Congresswoman Katherine Clark (D-MA), a long-time child care and early learning champion on Capitol Hill, testified during the hearing about the impact of the pandemic on women in the workforce. During her testimony, Clark said, “[F]or too long, we have failed to invest in the infrastructure needed to allow women to participate, and thrive, in the economy. Right now, millions of Americans can’t find and afford quality care. In many states, the cost of child care is equivalent to a month’s rent or mortgage, senior care often eats up a family’s entire savings, and many families live in what’s designated as a child care desert. All of this adds up to working parents, and especially moms, being forced to leave their jobs to take on more responsibility at home… [A]s we come back from this crisis, we have an opportunity to not just recover, but to rebuild an America that values every child’s future, every parent’s opportunity, and every family’s quality of life.”
During his remarks, Congressman Brad Wenstrup (R-OH) said, “As a dad, I understand the importance of taking time off from work, being with your family. As a doctor, I understand the impact of family leave and child care can have on health outcomes for children… The topic of child care can and should be bipartisan. Let’s craft policies that look to provide paid leave and child care flexibilities to more families, and let’s do it in a bipartisan fashion. We want these policies to be robust, lasting, and effective. Together I think we can provide support to child care providers, as we did last year as Congress responded to the pandemic.”
Watch the hearing and read the testimony from the witnesses here.
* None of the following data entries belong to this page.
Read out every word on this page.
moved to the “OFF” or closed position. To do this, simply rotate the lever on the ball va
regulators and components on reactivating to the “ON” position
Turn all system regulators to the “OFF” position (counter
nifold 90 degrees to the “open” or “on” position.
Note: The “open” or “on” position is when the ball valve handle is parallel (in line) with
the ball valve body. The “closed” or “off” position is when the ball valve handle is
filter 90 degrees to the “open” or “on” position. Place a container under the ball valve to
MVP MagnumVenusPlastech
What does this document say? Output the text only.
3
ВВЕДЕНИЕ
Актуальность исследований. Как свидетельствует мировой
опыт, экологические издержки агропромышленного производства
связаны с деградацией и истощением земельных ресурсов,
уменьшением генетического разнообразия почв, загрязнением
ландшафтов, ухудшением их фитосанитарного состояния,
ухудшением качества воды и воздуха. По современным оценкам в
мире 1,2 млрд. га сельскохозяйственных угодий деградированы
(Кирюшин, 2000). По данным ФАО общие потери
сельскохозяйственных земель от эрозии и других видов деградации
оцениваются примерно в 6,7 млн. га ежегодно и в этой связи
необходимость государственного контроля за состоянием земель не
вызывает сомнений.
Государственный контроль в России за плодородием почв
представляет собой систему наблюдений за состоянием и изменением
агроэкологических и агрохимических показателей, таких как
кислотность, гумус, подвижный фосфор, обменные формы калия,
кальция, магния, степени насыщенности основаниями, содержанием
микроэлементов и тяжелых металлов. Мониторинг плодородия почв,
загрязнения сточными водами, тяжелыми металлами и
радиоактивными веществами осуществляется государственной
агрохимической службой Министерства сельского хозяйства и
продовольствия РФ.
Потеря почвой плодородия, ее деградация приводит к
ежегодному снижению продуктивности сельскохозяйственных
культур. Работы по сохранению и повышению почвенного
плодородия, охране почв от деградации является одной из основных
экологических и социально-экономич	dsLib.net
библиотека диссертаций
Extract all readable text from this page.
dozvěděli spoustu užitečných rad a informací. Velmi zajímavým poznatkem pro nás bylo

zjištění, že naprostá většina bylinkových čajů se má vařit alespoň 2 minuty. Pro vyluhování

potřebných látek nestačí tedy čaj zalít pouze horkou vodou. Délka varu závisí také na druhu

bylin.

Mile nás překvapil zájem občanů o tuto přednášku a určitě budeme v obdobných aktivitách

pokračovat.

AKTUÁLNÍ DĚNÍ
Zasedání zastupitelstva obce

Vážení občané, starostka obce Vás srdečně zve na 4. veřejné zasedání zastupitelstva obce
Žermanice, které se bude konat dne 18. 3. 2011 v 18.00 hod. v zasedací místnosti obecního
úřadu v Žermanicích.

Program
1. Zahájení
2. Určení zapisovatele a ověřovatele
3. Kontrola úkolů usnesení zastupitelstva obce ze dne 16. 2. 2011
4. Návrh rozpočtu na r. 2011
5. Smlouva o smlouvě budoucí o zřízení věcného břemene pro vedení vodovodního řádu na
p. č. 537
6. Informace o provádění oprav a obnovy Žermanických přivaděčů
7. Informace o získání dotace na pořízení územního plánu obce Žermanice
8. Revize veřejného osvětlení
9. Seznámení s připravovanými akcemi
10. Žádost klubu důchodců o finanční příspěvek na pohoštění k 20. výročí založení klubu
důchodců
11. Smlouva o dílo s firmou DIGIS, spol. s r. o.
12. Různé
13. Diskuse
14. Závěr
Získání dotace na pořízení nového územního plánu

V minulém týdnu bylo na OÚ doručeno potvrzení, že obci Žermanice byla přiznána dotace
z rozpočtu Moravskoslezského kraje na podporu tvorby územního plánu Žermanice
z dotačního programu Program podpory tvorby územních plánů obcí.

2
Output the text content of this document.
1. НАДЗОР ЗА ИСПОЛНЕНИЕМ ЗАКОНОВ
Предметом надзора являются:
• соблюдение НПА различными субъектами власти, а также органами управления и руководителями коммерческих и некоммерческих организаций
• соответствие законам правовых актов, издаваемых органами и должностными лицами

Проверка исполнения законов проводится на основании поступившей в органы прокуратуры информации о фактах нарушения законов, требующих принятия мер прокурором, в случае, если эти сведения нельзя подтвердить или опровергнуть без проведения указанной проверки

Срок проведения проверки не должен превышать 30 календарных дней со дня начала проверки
Recently, there has been unprecedented attention – and action – on child care and early learning in our nation’s capital, with lawmakers on both sides of the aisle introducing legislation to improve access, quality, and affordability of child care and child care infrastructure. On the Ways and Means Committee in particular, Chairman Richard Neal (D-MA) recently introduced Building an Economy for Families Act, which would expand access to high-quality child care and early learning opportunities for working families who need it by increasing mandatory funding for the Child Care Entitlement to States program to $10 billion per year and making permanent the recent expansion of the Child and Dependent Care Tax Credit (CDCTC) and the Child Tax Credit (CTC) under the American Rescue Plan. On the Republican side, Ways and Means Ranking Member Kevin Brady (R-TX) and Congresswoman Jackie Walorski (R-IN) introduced the Protecting Worker Paychecks and Family Choice Act, which includes a number of paid leave and child care provisions and proposal, including amending the Employer-Provided Child Care Tax Credit and expanding the dependent care flexible spending accounts (FSAs).